Local mainstay the Guild for Exceptional Children has debuted a new effort to enhance its connections with the local community.
The goal of the GEC Ambassadors Society is to help the organization – whose mission is to aid people with developmental disabilities – raise its profile within the neighborhood, in hopes of raising necessary funding so the GEC can continue to care for those who need its services.
In large part, said GEC Executive Director Paul Cassone during the first meeting of the Ambassadors Society at the Bay Ridge Manor, 476 76th Street, on Thursday, September 15, the tightness of government funding (which has not kept pace with rising expenses for the Guild and other, similar organizations), as well as the evolving needs of the people it serves, many of whom are now senior citizens, set the group and its supporters to thinking of alternate means of raising money.
“This comes out of the reflection that the field is evolving, and the needs of people are changing,” Cassone told this paper. “We’re now serving senior citizens with developmental disabilities, and their needs are different.”
Therefore, he went on, the group took a page out of its founders’ book and decided to do more to network with those who had the potential to aid the group in fulfilling its mission.
“We have a nucleus of supporters who are knowledgeable, educated and able to influence other people,” Cassone explained. “We thought, a lot of people like us. If we invited them to participate as ambassadors of the GEC, maybe they would be able to influence the people we need to influence.”
Most of those invited to participate in the effort, said Arlene Rutuelo, president of the GEC board, “are already involved with the Guild.
“I look around this room,” she told the assembled group, “and see the hearts of our community.”
The Guild was established in the 1950s by a core group of parents who had children with developmental disabilities for whom few if any services existed.

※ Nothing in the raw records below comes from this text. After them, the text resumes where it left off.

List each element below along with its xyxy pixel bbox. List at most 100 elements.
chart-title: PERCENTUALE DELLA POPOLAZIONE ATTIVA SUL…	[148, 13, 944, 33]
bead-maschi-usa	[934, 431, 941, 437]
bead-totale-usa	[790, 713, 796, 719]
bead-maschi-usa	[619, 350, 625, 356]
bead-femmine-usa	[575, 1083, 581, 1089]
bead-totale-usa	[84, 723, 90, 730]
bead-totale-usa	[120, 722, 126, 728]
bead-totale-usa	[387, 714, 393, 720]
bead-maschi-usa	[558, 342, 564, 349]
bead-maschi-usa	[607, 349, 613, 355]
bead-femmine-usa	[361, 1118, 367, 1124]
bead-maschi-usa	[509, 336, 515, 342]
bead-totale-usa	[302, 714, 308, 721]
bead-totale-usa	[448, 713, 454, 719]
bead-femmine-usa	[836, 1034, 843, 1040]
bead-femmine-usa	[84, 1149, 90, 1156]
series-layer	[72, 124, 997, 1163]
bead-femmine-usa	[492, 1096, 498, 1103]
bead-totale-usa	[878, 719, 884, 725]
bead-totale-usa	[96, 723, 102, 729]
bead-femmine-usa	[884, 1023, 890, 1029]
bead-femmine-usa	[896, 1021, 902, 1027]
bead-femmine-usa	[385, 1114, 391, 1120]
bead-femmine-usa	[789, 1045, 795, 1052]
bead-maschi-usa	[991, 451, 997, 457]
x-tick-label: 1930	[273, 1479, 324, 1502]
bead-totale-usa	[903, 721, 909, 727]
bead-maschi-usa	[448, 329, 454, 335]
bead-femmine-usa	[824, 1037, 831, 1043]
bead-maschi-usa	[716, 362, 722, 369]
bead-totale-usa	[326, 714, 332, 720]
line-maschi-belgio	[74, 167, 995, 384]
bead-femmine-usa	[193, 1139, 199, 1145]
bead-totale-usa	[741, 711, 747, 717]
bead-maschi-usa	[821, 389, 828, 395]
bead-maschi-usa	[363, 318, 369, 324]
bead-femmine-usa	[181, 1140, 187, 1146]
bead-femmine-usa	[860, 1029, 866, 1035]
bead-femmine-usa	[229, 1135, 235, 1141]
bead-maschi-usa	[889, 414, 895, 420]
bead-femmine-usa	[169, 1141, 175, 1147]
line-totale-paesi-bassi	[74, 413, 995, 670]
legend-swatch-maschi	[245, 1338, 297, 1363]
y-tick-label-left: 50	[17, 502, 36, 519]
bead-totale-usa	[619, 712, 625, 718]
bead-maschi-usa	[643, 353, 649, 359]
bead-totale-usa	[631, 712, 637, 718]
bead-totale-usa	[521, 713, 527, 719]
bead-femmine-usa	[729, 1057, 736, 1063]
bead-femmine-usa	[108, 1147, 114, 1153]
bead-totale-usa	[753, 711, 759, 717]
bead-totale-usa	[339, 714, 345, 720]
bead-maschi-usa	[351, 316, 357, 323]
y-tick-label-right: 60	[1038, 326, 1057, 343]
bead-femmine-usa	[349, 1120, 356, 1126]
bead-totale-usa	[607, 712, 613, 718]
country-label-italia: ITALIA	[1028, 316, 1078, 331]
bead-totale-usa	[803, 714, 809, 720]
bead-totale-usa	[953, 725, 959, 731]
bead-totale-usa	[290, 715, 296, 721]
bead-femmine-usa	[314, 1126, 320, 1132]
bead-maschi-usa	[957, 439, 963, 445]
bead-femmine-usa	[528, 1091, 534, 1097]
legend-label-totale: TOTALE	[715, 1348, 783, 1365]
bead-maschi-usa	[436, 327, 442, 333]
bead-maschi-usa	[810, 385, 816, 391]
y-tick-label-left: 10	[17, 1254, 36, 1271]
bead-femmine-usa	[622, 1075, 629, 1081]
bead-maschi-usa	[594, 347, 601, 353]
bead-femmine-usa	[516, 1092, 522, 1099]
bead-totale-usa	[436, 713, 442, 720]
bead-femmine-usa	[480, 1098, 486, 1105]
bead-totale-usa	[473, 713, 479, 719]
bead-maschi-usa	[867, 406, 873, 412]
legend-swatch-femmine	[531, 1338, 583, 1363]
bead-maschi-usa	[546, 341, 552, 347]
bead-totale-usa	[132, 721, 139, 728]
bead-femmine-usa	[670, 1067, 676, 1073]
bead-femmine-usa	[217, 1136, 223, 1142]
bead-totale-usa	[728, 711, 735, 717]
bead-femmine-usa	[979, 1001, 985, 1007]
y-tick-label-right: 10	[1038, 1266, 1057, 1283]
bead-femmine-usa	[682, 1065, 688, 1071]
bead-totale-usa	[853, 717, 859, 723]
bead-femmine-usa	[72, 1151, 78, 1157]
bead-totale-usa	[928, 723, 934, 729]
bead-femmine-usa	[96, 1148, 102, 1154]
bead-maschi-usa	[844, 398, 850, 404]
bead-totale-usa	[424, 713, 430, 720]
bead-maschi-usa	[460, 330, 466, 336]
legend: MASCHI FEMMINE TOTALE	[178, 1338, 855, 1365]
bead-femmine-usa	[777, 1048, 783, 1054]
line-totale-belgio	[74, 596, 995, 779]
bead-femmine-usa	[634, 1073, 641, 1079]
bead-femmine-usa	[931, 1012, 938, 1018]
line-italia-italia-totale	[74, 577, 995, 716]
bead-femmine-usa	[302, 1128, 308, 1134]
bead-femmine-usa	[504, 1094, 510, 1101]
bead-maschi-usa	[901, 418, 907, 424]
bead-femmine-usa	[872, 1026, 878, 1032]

At that time, Cassone noted, what the organization’s founders developed to serve their children was “cutting edge,” and they, in fact, opened New York City’s first group home in 1970, before Willowbrook.

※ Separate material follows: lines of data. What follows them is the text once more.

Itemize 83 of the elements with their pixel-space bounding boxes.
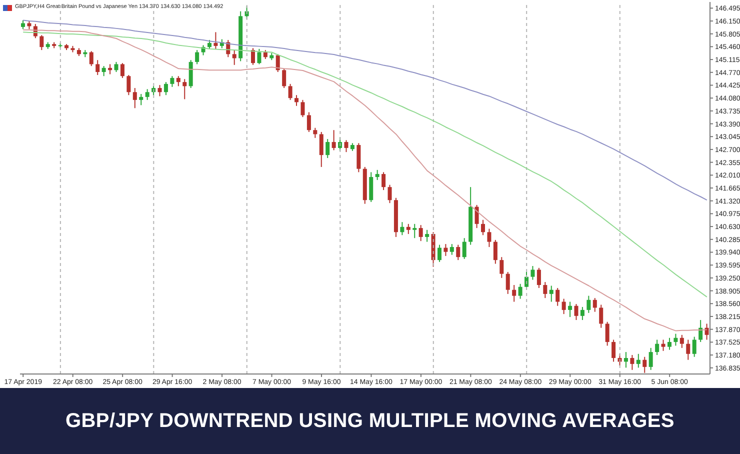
candlestick	[474, 204, 479, 229]
candlestick	[382, 172, 386, 191]
candlestick	[674, 333, 678, 346]
candlestick	[232, 50, 236, 66]
candlestick	[400, 222, 404, 236]
candlestick	[319, 131, 324, 168]
candlestick	[139, 93, 144, 106]
candlestick	[661, 339, 666, 352]
candlestick	[506, 271, 510, 294]
candlestick	[605, 321, 610, 346]
candlestick	[549, 285, 554, 302]
candlestick	[481, 219, 485, 236]
candlestick	[288, 83, 292, 100]
candlestick	[592, 298, 597, 312]
candlestick	[624, 352, 628, 368]
candlestick	[102, 66, 106, 77]
candlestick	[282, 68, 286, 89]
candlestick	[512, 284, 516, 302]
candlestick	[214, 32, 218, 50]
candlestick	[655, 339, 660, 356]
candlestick	[556, 287, 560, 306]
candlestick	[599, 304, 604, 328]
candlestick	[704, 323, 709, 340]
candlestick	[369, 172, 374, 202]
candlestick	[586, 295, 591, 314]
candlestick	[96, 60, 100, 76]
candlestick	[332, 130, 336, 151]
candlestick	[300, 99, 305, 118]
candlestick	[326, 138, 330, 159]
candlestick	[89, 50, 94, 67]
candlestick	[251, 48, 255, 66]
candlestick	[294, 94, 299, 106]
candlestick	[164, 82, 168, 96]
candlestick	[132, 88, 137, 109]
candlestick	[450, 244, 454, 256]
candlestick	[500, 256, 504, 278]
candlestick	[518, 283, 522, 300]
candlestick	[182, 78, 187, 100]
candlestick	[636, 353, 640, 368]
candlestick	[158, 84, 162, 97]
candlestick	[344, 140, 348, 153]
candlestick	[120, 62, 124, 78]
candlestick	[462, 238, 466, 260]
candlestick	[487, 228, 492, 248]
candlestick	[493, 239, 498, 264]
candlestick	[580, 306, 584, 321]
candlestick	[40, 34, 44, 51]
candlestick	[257, 48, 262, 65]
candlestick	[692, 336, 696, 358]
candlestick	[306, 112, 311, 132]
candlestick	[680, 334, 684, 348]
candlestick	[176, 76, 180, 87]
candlestick	[406, 223, 410, 234]
candlestick	[388, 184, 392, 204]
candlestick	[568, 301, 572, 318]
candlestick	[686, 339, 690, 360]
candlestick	[418, 224, 423, 242]
candlestick	[536, 267, 541, 288]
candlestick	[642, 356, 647, 374]
candlestick	[425, 229, 430, 242]
candlestick	[114, 61, 118, 73]
candlestick	[630, 354, 634, 370]
candlestick	[543, 282, 548, 299]
line-series	[22, 20, 708, 201]
candlestick	[195, 50, 200, 65]
candlestick	[313, 127, 318, 138]
candlestick	[612, 339, 616, 362]
candlestick	[145, 88, 150, 100]
text: GBP/JPY DOWNTREND USING MULTIPLE MOVING AVERAGES	[66, 410, 674, 432]
candlestick	[530, 266, 535, 280]
candlestick	[126, 74, 131, 96]
candlestick	[456, 244, 460, 261]
candlestick	[574, 303, 578, 321]
candlestick	[437, 244, 442, 262]
candlestick	[444, 244, 448, 256]
candlestick	[375, 169, 380, 180]
candlestick	[276, 54, 280, 73]
candlestick	[412, 223, 417, 239]
candlestick	[356, 142, 361, 173]
candlestick	[170, 76, 174, 88]
candlestick	[667, 337, 672, 350]
candlestick	[562, 298, 566, 315]
candlestick	[648, 347, 653, 370]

Fast-forward nearly 60 years and 72 percent of the Guild’s clients living in its group homes are 50 or older, with one Guild client 90 years old. This means that residences, in many cases, need to be adapted so they are accessible for those who live there. In addition, generally, aging facilities – whether residences or day program sites — need to be updated to continue to serve those who need them.

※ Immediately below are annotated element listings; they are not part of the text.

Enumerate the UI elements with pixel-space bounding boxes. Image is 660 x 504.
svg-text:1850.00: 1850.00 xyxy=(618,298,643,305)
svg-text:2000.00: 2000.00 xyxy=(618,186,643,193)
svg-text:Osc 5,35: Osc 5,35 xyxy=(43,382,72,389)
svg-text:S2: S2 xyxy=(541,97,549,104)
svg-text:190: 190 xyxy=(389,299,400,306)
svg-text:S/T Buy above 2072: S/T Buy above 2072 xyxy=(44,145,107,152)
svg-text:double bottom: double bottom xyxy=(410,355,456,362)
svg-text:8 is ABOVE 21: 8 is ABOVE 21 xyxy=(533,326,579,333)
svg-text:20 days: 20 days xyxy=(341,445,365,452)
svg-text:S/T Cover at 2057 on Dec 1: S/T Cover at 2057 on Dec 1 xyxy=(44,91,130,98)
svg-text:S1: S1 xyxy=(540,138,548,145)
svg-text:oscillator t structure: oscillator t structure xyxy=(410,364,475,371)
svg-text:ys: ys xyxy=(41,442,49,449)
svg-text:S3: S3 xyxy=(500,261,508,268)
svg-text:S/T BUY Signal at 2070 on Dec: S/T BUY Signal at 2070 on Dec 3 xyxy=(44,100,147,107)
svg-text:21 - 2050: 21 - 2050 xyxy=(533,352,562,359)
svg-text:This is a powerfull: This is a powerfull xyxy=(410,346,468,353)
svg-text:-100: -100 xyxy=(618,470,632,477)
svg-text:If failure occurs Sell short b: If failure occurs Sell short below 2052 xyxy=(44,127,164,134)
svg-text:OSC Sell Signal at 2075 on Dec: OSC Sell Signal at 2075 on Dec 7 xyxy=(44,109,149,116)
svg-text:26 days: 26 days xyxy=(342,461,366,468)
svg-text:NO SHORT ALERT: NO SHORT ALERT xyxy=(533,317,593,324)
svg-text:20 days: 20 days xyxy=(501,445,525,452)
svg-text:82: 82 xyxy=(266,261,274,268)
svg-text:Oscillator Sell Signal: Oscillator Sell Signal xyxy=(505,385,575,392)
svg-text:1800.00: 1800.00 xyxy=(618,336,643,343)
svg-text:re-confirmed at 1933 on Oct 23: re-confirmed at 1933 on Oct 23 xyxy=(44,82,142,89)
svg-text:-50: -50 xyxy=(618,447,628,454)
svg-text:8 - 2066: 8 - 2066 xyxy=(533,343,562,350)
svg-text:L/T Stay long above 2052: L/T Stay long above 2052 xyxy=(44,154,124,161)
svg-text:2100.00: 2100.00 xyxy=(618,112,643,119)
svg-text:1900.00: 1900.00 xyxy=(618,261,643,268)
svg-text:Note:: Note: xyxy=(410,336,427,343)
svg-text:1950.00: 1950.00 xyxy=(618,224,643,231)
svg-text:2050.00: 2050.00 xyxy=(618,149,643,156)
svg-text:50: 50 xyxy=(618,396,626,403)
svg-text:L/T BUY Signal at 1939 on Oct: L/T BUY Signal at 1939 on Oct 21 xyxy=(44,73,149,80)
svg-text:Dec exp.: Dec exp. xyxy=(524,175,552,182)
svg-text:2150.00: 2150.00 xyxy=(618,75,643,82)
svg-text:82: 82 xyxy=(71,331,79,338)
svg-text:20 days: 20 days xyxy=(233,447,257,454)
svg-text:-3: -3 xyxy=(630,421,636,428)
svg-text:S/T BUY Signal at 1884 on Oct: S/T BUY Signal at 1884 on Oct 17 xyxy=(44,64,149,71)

“Our founders succeeded because they discovered a way to be connected,” noted Cassone. “They tied in to the Bay Ridge community. Their connections developed a human rights movement, and now 136,000 people with developmental disabilities are served in New York State. Bay Ridge is a part of that.”
That said, the Guild, in many ways, remains “a well-kept secret,” noted First Vice President Anthony Cetta, who stressed that in this “difficult time,” the Guild has been striving to find ways to “continue to fulfill our mission.”
Nonetheless, Cassone assured the group that the organization – which has a $29 million budget, with 90 cents out of every dollar dedicated to direct services to its clients – “is not teetering on the brink. We’re healthy, because we’re vigilant, but it’s difficult,” the more so because, as Rutuelo said, “We choose to take care of our people [when necessary] before the money is there.”